In 1885, Albert Butz invented the damper flapper, a thermostat for coal furnaces. The Minneapolis Heat Regulator Company made innovations in electric motors and process controls in about 1886. These innovations and inventions were the precursor to the Honeywell that is now famous all over the world. In 1906, the Honeywell Heating Specialty Co. was founded by Mark C. Honeywell in Wabash, Indiana. This company merged with the Minneapolis Heat Regulator Company in 1927, and the merged company was called the Minneapolis-Honeywell Regulator Company. Mark C. Honeywell was the president of the company, and W. R. Sweatt, its first chairman.

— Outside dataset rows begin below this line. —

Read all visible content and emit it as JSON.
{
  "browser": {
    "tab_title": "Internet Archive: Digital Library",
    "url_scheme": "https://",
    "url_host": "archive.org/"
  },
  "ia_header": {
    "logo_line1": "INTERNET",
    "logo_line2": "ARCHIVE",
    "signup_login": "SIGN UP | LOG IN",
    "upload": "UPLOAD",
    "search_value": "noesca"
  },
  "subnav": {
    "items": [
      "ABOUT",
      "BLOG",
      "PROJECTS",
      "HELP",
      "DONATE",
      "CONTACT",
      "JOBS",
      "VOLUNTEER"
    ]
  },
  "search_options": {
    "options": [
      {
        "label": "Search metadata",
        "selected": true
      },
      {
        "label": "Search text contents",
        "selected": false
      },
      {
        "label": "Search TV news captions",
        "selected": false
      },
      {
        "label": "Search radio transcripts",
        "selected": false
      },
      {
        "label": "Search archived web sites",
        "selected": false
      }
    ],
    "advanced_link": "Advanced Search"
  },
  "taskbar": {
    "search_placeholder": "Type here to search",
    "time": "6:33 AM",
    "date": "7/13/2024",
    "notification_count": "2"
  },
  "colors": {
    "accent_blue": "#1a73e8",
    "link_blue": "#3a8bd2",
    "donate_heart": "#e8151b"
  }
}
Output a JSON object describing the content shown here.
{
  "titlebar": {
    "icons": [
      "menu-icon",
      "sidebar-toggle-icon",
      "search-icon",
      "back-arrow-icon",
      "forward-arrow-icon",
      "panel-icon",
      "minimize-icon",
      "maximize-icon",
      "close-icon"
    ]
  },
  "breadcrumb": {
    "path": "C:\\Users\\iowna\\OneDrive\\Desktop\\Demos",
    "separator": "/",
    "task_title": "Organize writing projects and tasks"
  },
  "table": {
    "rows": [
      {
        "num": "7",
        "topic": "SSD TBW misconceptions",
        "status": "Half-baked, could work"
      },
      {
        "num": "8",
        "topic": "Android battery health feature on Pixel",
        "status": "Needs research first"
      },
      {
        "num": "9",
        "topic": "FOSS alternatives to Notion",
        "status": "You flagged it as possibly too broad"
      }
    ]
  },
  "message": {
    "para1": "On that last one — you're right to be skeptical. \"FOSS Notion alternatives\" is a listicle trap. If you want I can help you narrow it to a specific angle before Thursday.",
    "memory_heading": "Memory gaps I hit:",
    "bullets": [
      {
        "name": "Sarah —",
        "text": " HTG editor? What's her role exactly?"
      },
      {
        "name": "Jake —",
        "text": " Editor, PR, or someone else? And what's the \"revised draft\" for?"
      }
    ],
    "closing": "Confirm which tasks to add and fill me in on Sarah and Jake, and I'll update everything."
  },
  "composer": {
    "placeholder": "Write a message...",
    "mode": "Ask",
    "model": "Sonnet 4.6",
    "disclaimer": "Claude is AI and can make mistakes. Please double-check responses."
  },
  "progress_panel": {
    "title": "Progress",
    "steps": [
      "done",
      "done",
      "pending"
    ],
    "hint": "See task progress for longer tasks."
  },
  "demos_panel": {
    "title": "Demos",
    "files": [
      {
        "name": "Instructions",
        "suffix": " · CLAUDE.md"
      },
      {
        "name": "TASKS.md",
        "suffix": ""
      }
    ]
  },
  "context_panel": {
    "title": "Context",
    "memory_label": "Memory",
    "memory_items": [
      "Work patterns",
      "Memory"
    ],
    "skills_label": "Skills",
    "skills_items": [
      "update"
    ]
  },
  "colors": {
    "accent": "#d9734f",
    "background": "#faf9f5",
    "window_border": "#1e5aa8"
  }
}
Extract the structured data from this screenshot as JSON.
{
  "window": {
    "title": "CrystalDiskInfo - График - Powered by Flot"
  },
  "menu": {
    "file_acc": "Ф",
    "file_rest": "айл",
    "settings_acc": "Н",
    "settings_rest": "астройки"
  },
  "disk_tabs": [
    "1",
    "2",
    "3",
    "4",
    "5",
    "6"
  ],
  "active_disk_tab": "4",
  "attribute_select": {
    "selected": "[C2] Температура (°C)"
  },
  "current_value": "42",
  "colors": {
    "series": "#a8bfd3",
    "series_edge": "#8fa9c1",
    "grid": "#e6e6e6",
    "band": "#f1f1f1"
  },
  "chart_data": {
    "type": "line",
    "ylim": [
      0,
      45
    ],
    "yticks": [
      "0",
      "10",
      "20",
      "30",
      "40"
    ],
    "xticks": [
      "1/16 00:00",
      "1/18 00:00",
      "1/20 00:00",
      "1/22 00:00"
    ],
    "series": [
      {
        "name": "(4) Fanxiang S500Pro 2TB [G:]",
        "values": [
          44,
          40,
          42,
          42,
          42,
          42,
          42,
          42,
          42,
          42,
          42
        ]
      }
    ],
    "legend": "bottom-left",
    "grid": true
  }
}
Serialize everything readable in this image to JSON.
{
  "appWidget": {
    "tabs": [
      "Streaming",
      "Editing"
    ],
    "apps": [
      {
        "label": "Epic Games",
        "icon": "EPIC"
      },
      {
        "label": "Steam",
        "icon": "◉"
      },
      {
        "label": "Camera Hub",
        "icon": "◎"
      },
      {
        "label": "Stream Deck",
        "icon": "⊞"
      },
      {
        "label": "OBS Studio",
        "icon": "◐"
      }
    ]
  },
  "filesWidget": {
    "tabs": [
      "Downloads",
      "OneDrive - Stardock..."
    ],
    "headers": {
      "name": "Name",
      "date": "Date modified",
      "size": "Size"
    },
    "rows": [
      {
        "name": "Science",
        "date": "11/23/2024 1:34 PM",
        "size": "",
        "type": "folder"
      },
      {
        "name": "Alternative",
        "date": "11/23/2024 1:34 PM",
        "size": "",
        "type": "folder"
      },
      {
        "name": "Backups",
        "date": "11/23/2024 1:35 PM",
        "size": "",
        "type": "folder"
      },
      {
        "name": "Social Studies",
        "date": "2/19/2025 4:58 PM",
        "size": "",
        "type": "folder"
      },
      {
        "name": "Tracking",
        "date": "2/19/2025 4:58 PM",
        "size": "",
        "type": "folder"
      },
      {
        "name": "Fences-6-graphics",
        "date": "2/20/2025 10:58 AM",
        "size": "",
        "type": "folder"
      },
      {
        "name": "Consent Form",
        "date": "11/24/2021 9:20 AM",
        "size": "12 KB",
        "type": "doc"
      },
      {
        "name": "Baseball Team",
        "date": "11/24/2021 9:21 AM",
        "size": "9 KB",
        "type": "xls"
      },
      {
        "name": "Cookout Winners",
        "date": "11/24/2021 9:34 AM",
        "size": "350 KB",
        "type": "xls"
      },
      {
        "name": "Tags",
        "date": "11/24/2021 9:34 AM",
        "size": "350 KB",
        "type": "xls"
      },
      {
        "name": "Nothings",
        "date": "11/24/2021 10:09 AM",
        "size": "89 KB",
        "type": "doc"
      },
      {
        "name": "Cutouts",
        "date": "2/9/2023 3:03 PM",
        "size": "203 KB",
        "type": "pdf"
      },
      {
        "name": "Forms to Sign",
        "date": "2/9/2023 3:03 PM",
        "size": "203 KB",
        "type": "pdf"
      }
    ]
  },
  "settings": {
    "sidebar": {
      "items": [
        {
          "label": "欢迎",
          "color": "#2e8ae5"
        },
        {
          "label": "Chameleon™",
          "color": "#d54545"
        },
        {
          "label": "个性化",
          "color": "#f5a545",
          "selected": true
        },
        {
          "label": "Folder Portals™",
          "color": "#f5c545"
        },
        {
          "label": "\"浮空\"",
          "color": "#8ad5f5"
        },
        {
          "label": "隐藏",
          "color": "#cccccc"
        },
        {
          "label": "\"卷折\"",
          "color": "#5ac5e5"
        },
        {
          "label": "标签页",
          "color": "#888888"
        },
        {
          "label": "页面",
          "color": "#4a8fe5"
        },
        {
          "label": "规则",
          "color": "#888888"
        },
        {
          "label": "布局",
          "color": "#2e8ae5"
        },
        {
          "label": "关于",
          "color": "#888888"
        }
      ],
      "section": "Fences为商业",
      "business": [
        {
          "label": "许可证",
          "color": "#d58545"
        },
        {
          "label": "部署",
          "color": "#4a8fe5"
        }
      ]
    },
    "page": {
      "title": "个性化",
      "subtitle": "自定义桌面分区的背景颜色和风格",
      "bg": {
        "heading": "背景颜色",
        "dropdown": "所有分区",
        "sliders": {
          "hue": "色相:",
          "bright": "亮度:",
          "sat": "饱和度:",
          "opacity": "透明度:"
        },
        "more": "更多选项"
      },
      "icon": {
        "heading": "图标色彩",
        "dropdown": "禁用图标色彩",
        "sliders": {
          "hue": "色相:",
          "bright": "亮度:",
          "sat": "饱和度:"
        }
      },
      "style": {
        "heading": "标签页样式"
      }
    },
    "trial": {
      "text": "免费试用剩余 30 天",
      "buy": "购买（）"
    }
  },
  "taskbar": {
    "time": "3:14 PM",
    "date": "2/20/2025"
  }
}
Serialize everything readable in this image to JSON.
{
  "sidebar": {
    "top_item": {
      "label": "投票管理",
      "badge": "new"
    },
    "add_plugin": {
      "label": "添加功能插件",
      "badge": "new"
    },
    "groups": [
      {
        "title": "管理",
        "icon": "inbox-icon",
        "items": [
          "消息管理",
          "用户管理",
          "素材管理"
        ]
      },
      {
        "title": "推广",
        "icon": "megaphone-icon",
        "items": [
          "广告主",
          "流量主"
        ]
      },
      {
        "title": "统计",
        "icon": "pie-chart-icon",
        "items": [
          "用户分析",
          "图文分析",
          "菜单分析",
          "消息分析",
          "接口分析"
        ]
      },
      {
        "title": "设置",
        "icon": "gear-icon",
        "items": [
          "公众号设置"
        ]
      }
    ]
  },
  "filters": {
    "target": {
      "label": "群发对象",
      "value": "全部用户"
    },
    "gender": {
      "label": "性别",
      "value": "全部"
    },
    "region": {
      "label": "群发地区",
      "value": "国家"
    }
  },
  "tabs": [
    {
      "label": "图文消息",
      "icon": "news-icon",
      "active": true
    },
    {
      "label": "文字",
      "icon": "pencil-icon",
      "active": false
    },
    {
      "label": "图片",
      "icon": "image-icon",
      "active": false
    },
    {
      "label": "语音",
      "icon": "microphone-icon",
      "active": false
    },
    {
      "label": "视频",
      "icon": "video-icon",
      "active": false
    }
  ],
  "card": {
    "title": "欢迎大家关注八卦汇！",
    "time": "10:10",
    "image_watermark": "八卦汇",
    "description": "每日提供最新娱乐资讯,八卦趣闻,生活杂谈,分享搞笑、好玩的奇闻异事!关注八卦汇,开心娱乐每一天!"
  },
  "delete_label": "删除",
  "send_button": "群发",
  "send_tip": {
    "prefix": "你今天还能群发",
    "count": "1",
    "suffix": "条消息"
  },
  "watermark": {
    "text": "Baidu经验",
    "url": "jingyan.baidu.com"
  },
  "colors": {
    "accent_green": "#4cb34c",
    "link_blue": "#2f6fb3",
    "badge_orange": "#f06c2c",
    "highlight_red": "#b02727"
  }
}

W. R. Sweatt and his son Harold ran the company for 75 years. W. R. Sweatt went through difficult times, and used the innovative idea of thermostatic heating control to build a flourishing business. Harold Sweatt took the reins of the company in 1934 and led the company through a period of growth and global expansion. His leadership ensured that Honeywell became a global technology leader. The H. W. Sweatt Engineer-Scientist Award was given by Honeywell for over 3o years to individuals of outstanding technical ability, and extraordinary contribution to technical accomplishment for the company and their profession. The award was discontinued after the merger of Honeywell with AlliedSignal in 1999.

In 1943, James H. Binger joined Honeywell. He became the president of the company in 1961, and was appointed as the chairman in 1965. With Binger at the helm, the company completely changed its sales approach, shifting its focus from volume to profits. The company also expanded internationally, with six plants producing 12% of the company’s revenue. Binger also changed the company’s name. The Minneapolis-Honeywell Regulator Co. became ‘Honeywell’. Honeywell was the American importer of Pentax cameras and photographic equipment from the 1950s till the mid-1970s. These products were sold under the label Honeywell Pentax. Between the years 1961 and 1978, when Binger was heading the company, it entered the fields of defense, aerospace, and computing.

Honeywell developed an automated control unit in 1953 in collaboration with the USAF Wright Air Development Center. This unit was designed to control an aircraft and take it through taxiing, takeoff, and up to the point where the aircraft was close to its destination, and the pilot took over the controls for landing. This automated control unit was called the ‘Automatic Master Sequence Selector’ and worked like a player piano in that it sent instructions to the aircraft’s autopilot at specific way points during the flight, which reduced the pilot’s workload to a great extent. In terms of technology, this endeavor matched the contemporary efforts in the areas of missile guidance and numerical control.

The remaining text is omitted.